あるクリスマスシーズンに私たちは電車にのって名古屋のタワーズライツを見にいった。子ども連れでお互い旦那抜きで夕飯も食べて夜の街に繰り出すのは何だかワクワクした。そして帰りの電車では乗客はまったくいない車両で子ども達は「だるまさんが転んだ」をやり始めた。何だか銀河鉄道999の気分だった。



汚い居酒屋を借りて子ども達の合同誕生日パーティをしたこともあった。夜は大カラオケ大会。子ども達はおお喜びだった。ボーリングもしたっけか。
彼らは子どもを巻き込んでの楽しみ方をよく知っている。


シンリーは私のことをずいぶん頼ってくれた。私もこのEnglish speakerと友達になって自分の英語を磨こう!なんていう下心はどっかにいって真に彼女が好きになっていた。私たちは一緒にいるといっつも笑ってばっかりいた。彼女は本当に前向きな人だった。



ある日、彼女は急に自分の国へ帰ることになった。
私はシンディーが日頃子どもの英語力が低いとぼやいていたのでそろそろ子ども達も大きくなったから帰るのかな〜とくらいしか思っていなかった。



私たちは一緒に高山旅行にでかけた。
子どもたちがホテルの温泉にお父さんたちと入っている間に私たちはアイスクリームを食べることにした。


そこで彼女は国へ帰る本当の理由を話してくれた。




それは彼女の旦那さんが女子学生に手を出してそれをその学生が学校に訴えて学校側がその学生だけの意見をのみ、だれも彼を擁護するものはなくいずれは新聞沙汰にもなるという話だった。

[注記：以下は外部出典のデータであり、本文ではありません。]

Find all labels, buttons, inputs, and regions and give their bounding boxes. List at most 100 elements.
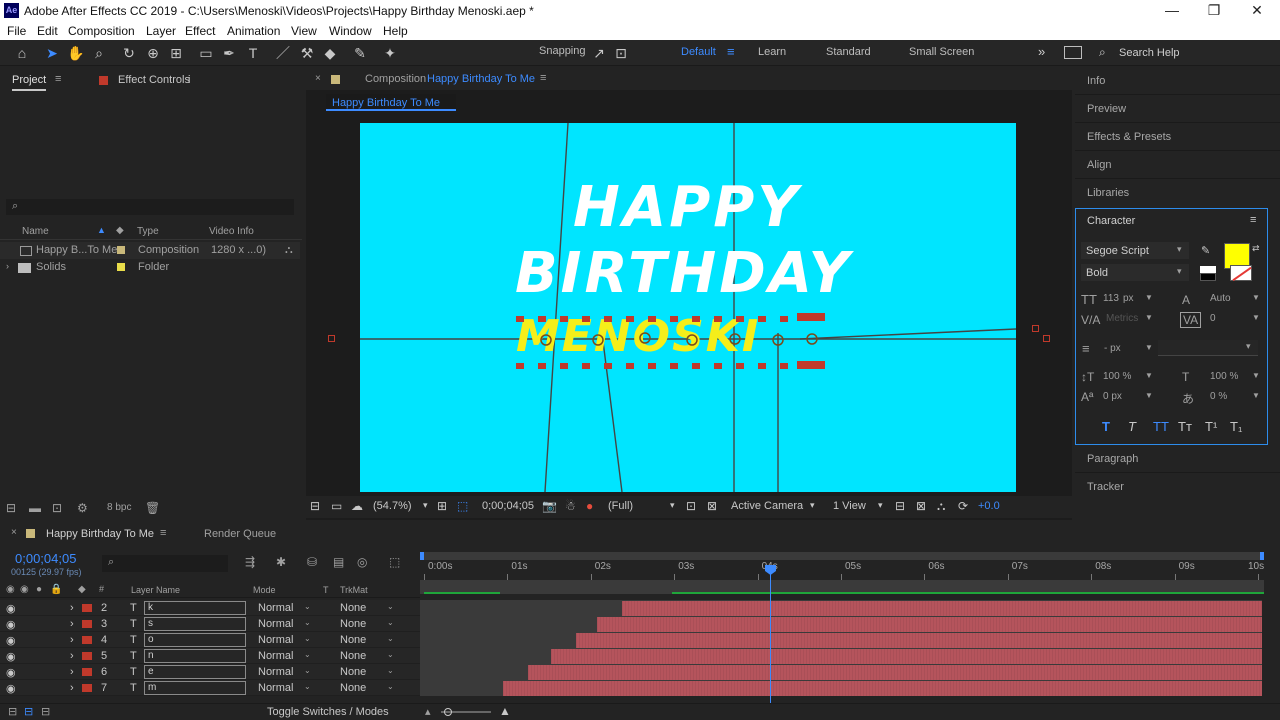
flowchart-icon[interactable]: ⛬ [285,244,293,257]
subscript-button[interactable]: T₁ [1230,419,1242,434]
view-layout-select[interactable]: 1 View [833,500,866,512]
solo-switch-icon[interactable]: ● [36,584,42,595]
close-tab-icon[interactable]: × [11,527,17,538]
blend-mode-select[interactable]: Normal [258,602,293,614]
menu-edit[interactable]: Edit [37,24,58,38]
timeline-menu-icon[interactable]: ≡ [160,527,166,539]
snapshot-icon[interactable]: 📷 [542,499,557,513]
exposure-value[interactable]: +0.0 [978,500,1000,512]
expand-arrow-icon[interactable]: › [70,666,74,678]
audio-switch-icon[interactable]: ◉ [20,584,29,595]
workspace-default[interactable]: Default [681,46,716,58]
label-color-swatch[interactable] [117,263,125,271]
effects-presets-panel-header[interactable]: Effects & Presets [1075,124,1280,151]
menu-file[interactable]: File [7,24,26,38]
visibility-eye-icon[interactable]: ◉ [6,666,16,679]
close-window-button[interactable]: ✕ [1247,2,1267,20]
current-time-display[interactable]: 0;00;04;05 [482,500,534,512]
swap-colors-icon[interactable]: ⇄ [1252,243,1260,254]
zoom-in-icon[interactable]: ▲ [499,704,511,718]
menu-composition[interactable]: Composition [68,24,135,38]
expand-arrow-icon[interactable]: › [70,682,74,694]
project-item-composition[interactable]: Happy B...To Me Composition 1280 x ...0)… [0,242,300,259]
exposure-reset-icon[interactable]: ⟳ [958,499,968,513]
transfer-controls-icon[interactable]: ⊟ [24,705,33,718]
menu-window[interactable]: Window [329,24,372,38]
toggle-switches-modes-button[interactable]: Toggle Switches / Modes [267,706,389,718]
paragraph-panel-header[interactable]: Paragraph [1075,446,1280,473]
new-composition-icon[interactable]: ⊡ [52,501,62,515]
chevron-down-icon[interactable]: ▼ [1145,313,1153,322]
toggle-pixel-aspect-icon[interactable]: ⊟ [895,499,905,513]
transparency-grid-icon[interactable]: ⊠ [707,499,717,513]
tab-effect-controls[interactable]: Effect Controls [118,74,190,86]
rotation-tool-icon[interactable]: ↻ [119,44,139,62]
roto-brush-tool-icon[interactable]: ✎ [350,44,370,62]
column-mode[interactable]: Mode [253,585,276,595]
path-anchor-handle[interactable] [1032,325,1039,332]
stroke-style-select[interactable]: ▾ [1158,340,1258,356]
libraries-panel-header[interactable]: Libraries [1075,180,1280,207]
font-size-value[interactable]: 113 [1103,293,1119,304]
chevron-down-icon[interactable]: ▼ [1252,293,1260,302]
layer-switches-icon[interactable]: ⊟ [8,705,17,718]
faux-italic-button[interactable]: T [1128,419,1136,434]
label-column-icon[interactable]: ◆ [78,584,86,595]
expand-arrow-icon[interactable]: › [70,602,74,614]
preview-panel-header[interactable]: Preview [1075,96,1280,123]
column-layer-name[interactable]: Layer Name [131,585,180,595]
expand-arrow-icon[interactable]: › [70,634,74,646]
snap-features-icon[interactable]: ⊡ [611,44,631,62]
trkmat-select[interactable]: None [340,634,366,646]
layer-duration-bar[interactable] [503,681,1262,696]
eraser-tool-icon[interactable]: ◆ [320,44,340,62]
trkmat-select[interactable]: None [340,618,366,630]
snap-edges-icon[interactable]: ↗ [589,44,609,62]
visibility-eye-icon[interactable]: ◉ [6,650,16,663]
video-switch-icon[interactable]: ◉ [6,584,15,595]
menu-help[interactable]: Help [383,24,408,38]
label-color-swatch[interactable] [117,246,125,254]
blend-mode-select[interactable]: Normal [258,666,293,678]
sync-settings-icon[interactable] [1064,46,1082,59]
faux-bold-button[interactable]: T [1102,419,1110,434]
label-color-swatch[interactable] [82,620,92,628]
tab-project[interactable]: Project [12,74,47,91]
type-tool-icon[interactable]: T [243,44,263,62]
expand-arrow-icon[interactable]: › [70,618,74,630]
layer-name-field[interactable]: k [144,601,246,615]
chevron-down-icon[interactable]: ▼ [1145,343,1153,352]
chevron-down-icon[interactable]: ▼ [1145,391,1153,400]
region-of-interest-icon[interactable]: ⬚ [457,499,468,513]
resolution-select[interactable]: (Full) [608,500,633,512]
camera-tool-icon[interactable]: ⊕ [143,44,163,62]
channel-icon[interactable]: ● [586,499,593,513]
path-anchor-handle[interactable] [328,335,335,342]
zoom-tool-icon[interactable]: ⌕ [89,44,109,62]
column-video-info[interactable]: Video Info [209,226,254,237]
restore-button[interactable]: ❐ [1204,2,1224,20]
visibility-eye-icon[interactable]: ◉ [6,618,16,631]
camera-select[interactable]: Active Camera [731,500,803,512]
stroke-color-swatch[interactable] [1230,265,1252,282]
info-panel-header[interactable]: Info [1075,68,1280,95]
label-color-swatch[interactable] [82,668,92,676]
project-menu-icon[interactable]: ≡ [55,73,61,85]
new-folder-icon[interactable]: ▬ [29,501,41,515]
selection-tool-icon[interactable]: ➤ [42,44,62,62]
horizontal-scale-value[interactable]: 100 % [1210,371,1238,382]
timeline-tab[interactable]: Happy Birthday To Me [46,528,154,540]
layer-name-field[interactable]: s [144,617,246,631]
project-item-folder[interactable]: › Solids Folder [0,259,300,276]
menu-layer[interactable]: Layer [146,24,176,38]
chevron-down-icon[interactable]: ▼ [1252,313,1260,322]
grid-guides-icon[interactable]: ⊞ [437,499,447,513]
fast-previews-icon[interactable]: ⊡ [686,499,696,513]
layer-name-field[interactable]: e [144,665,246,679]
pan-behind-tool-icon[interactable]: ⊞ [166,44,186,62]
layer-duration-bar[interactable] [576,633,1262,648]
show-snapshot-icon[interactable]: ☃ [565,499,576,513]
hide-shy-layers-icon[interactable]: ⛁ [307,555,317,569]
display-icon[interactable]: ▭ [331,499,342,513]
workspace-learn[interactable]: Learn [758,46,786,58]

彼女は子ども達を非難の目から守るために新聞沙汰になる前に帰るというのだ。そして旦那さんは日本で罪をつぐなってからじゃないと日本を出られないから一緒に帰れるはずもなく、また彼は日本で同じように教鞭を取ることも不可能になってしまったと言っていた。だから今度いつ彼と暮らせるのかわからない。




私は旦那さんが本当にその事件を起したのかどうかということよりも、まずシンディーの今の気持ちを考えるといたたまれなくなった。


彼女は言った。



"I don't cry. I don't cry."



私は真っ赤な目でそういう彼女を抱きしめた。